What is needed even more than the much-discussed buffer strip law adjacent to public waters is a buffer law between politicians and food-producing farmers. I have worked on Minnesota legislation since 1972, and it is obvious that the state's legislators and public-policy people are becoming more and more removed from their agricultural roots.

This has put more responsibility on those organizations that say they represent farmers at the State Capitol. Farmers have expected them to keep a watchful eye on what the Legislature and the governor are doing. These organizations are failing miserably.

Two laws that passed recently should be held up as examples of their failures. One is the buffer strip law. For a law with such far-reaching effects on the food-producing farmers of rural Minnesota, it should have been vetted in further detail in the legislative process, with guidance from those claiming to represent farmers at the Capitol.

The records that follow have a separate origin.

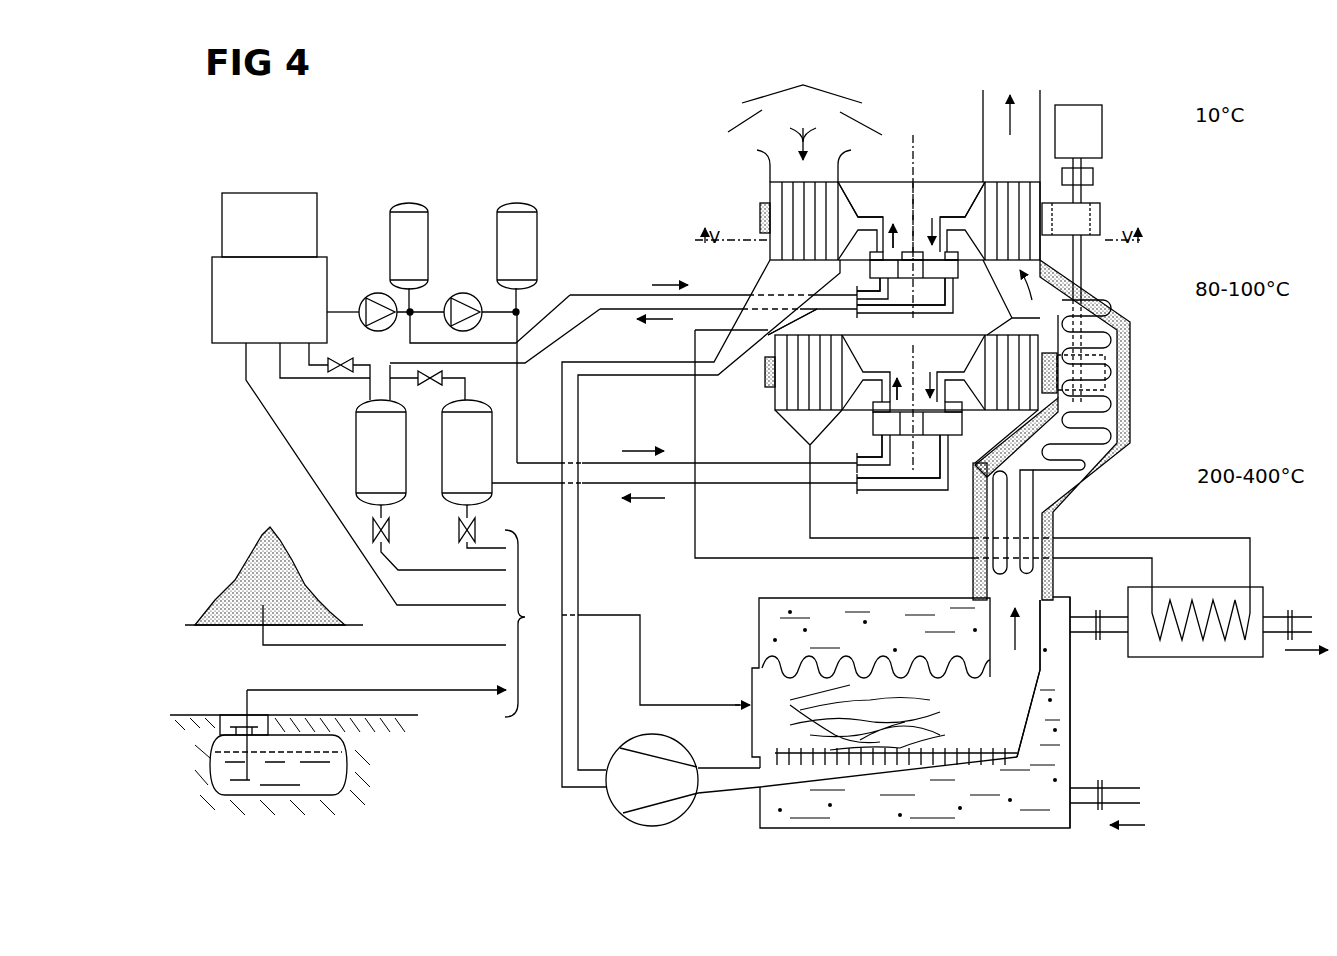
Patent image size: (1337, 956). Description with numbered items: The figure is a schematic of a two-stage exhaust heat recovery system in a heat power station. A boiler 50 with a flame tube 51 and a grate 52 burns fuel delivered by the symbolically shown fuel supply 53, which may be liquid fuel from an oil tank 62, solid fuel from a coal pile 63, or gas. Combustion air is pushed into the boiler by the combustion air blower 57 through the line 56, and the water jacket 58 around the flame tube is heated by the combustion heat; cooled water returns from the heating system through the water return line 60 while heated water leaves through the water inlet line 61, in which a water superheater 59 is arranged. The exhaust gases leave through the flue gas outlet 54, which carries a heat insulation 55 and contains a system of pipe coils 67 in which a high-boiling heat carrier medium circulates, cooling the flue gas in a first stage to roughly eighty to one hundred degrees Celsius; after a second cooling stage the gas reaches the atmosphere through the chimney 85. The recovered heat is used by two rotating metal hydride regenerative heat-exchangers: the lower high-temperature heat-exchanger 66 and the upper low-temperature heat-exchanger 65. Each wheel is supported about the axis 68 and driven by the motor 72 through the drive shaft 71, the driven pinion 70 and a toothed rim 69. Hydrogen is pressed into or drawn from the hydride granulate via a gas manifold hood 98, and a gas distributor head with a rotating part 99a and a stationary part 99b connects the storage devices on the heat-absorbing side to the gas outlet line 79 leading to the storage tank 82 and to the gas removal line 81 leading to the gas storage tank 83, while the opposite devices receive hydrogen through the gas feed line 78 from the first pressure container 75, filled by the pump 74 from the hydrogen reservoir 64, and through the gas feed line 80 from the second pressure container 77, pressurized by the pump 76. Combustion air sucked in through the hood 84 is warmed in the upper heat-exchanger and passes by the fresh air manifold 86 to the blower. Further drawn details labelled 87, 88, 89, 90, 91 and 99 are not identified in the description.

The boiler 50 is at (755, 612).
The flame tube 51 is at (923, 660).
The grate 52 is at (945, 758).
The fuel supply 53 is at (672, 700).
The flue gas outlet 54 is at (1040, 642).
The heat insulation 55 is at (1084, 492).
The line 56 is at (740, 795).
The combustion air blower 57 is at (612, 808).
The water jacket 58 is at (1068, 735).
The water superheater 59 is at (1198, 658).
The water return line 60 is at (1102, 785).
The water inlet line 61 is at (1292, 615).
The oil tank 62 is at (335, 780).
The coal pile 63 is at (248, 562).
The hydrogen reservoir 64 is at (212, 278).
The upper metal hydride regenerative heat-exchanger 65 is at (762, 186).
The lower metal hydride regenerative heat-exchanger 66 is at (770, 413).
The pipe coils 67 is at (1112, 428).
The axis 68 is at (913, 205).
The toothed rim 69 is at (758, 216).
The driven pinion 70 is at (1100, 210).
The drive shaft 71 is at (1083, 262).
The motor 72 is at (1102, 137).
The pump 74 is at (367, 296).
The first pressure container 75 is at (415, 204).
The pump 76 is at (468, 294).
The second pressure container 77 is at (526, 204).
The gas feed line 78 is at (567, 293).
The gas outlet line 79 is at (600, 307).
The gas feed line 80 is at (618, 438).
The gas removal line 81 is at (609, 485).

Two days after last June's special session ended, I asked a Dayton administration official: "How did you get that thing passed?" His response (with a chuckle): "Did you miss the public hearing in the coat closet at the governor's residence 10 minutes before midnight?" He went on to further explain that it was a trade at the end of the special session. A large dairy wanted to get rid of the private-citizen arm of the Minnesota Pollution Control Agency and, for that, the dead buffer strip law was brought back to life and passed. I asked another Dayton administration person about it, and was told it happened because no farm organization objected.

At a recent informational meeting on buffer strips, a representative from the Minnesota Farm Bureau said that there were other things we needed and that this was why the legislation was allowed to pass. At that meeting, no one really knew what was in the bill, as is evident by the recent decision by Gov. Mark Dayton and legislative leaders ("GOP deals setback to buffer rule," Jan. 30).

As a fourth-generation Minnesota farmer, I support legislation that helps to clean up our public waters, but I do not support stupid legislation that will harm the state's food-producing farmers. Rather than depending on our farm lobbyists, we need real farmers to be a part of this discussion. This buffer strip legislation should be held up as an example of failed farm legislation.

Another example is the 2014 U.S. farm bill. The legislation was passed in January of that year, and by November, local U.S. Department of Agriculture officials still did not know what was in the final bill. I supported a "no farm bill" approach. (I think that is what really passed.) Special-interest groups and large agribusiness concerns wrote the details after the bill passed. Congress had no idea what was passed.

I do not fault legislators or Congress for these failed pieces of legislation. I blame the farm lobbyists who claim to represent today's food-producing farmers for not doing their job. They pretend to represent farmers when they are actually representing their own organizations first and large agribusiness second. Real farmers need to show up and keep an eye on political activities that will have a significant impact on their own family operations as these two pieces of failed legislation are having and will have. Consumers need to also show up and help farmers so they will continue to be there to produce affordable and healthy food, now and into the future.

Harlan Anderson farms near Cokato, Minn.